Section 179 Deduction Gets Jacked Up for 2008 Only
The stimulus package almost doubles the maximum Section 179 deduction — but only for tax years beginning in 2008 when the maximum write-off is generally increased to a whopping $250,000 (up from only $128,000 before the new law). For 2009-2010, the maximum deduction will revert back to $125,000 (plus inflation adjustments) unless Congress takes further action.
The threshold at which the deduction phases out also has been raised, which means many more businesses that make deep investments in equipment will now be eligible for the Section 179 deduction. For 2008, a business can buy up to $800,000 worth of qualifying assets before the deduction begins to be reduced (dollar-for-dollar by the amount in excess of that threshold).
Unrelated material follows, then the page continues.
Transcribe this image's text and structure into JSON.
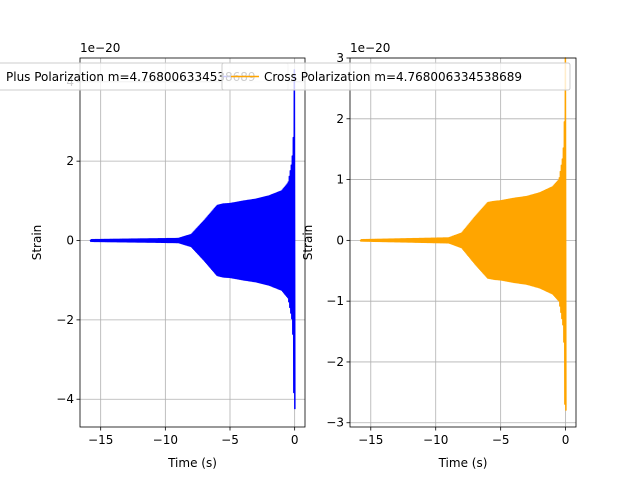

That’s up from $510,000 before the Stimulus Act. For 2009-2010, however, the phase-out threshold will revert back to only $500,000 (plus inflation adjustments) unless Congress takes further action.
Example 1 : Say your small business adds $200,000 worth of new and used equipment and software during its 2008 tax year. Under the expanded Section 179 deduction break, you can write off the entire $200,000 on your 2008 business tax return or form, as long as the business still has positive taxable income after subtracting the Section 179 deduction. Before the Stimulus Act, your Section 179 deduction would have been limited to only $128,000.
Example 2 : Say your medium-sized corporation adds $825,000 worth of new and used equipment and software during its 2008 tax year. Under the liberalized Section 179 deduction rules for 2008, your company can write off $225,000 on this year’s tax return ($250,000 maximum Section 179 deduction reduced by the $25,000 excess over the $800,000 phase-out threshold). Before the new law, your company would have been ineligible for any Section 179 deduction due to the phase-out rule.
First-Year Bonus Depreciation Is Back
You may remember 50% first-year bonus depreciation from a few years ago. Thanks to the stimulus package, it’s back for a return engagement — but only for new (not used) qualifying assets that are both acquired and placed in service during calendar year 2008. However, the placed-in-service deadline is extended through Dec. 31, 2009, for certain long-lived assets.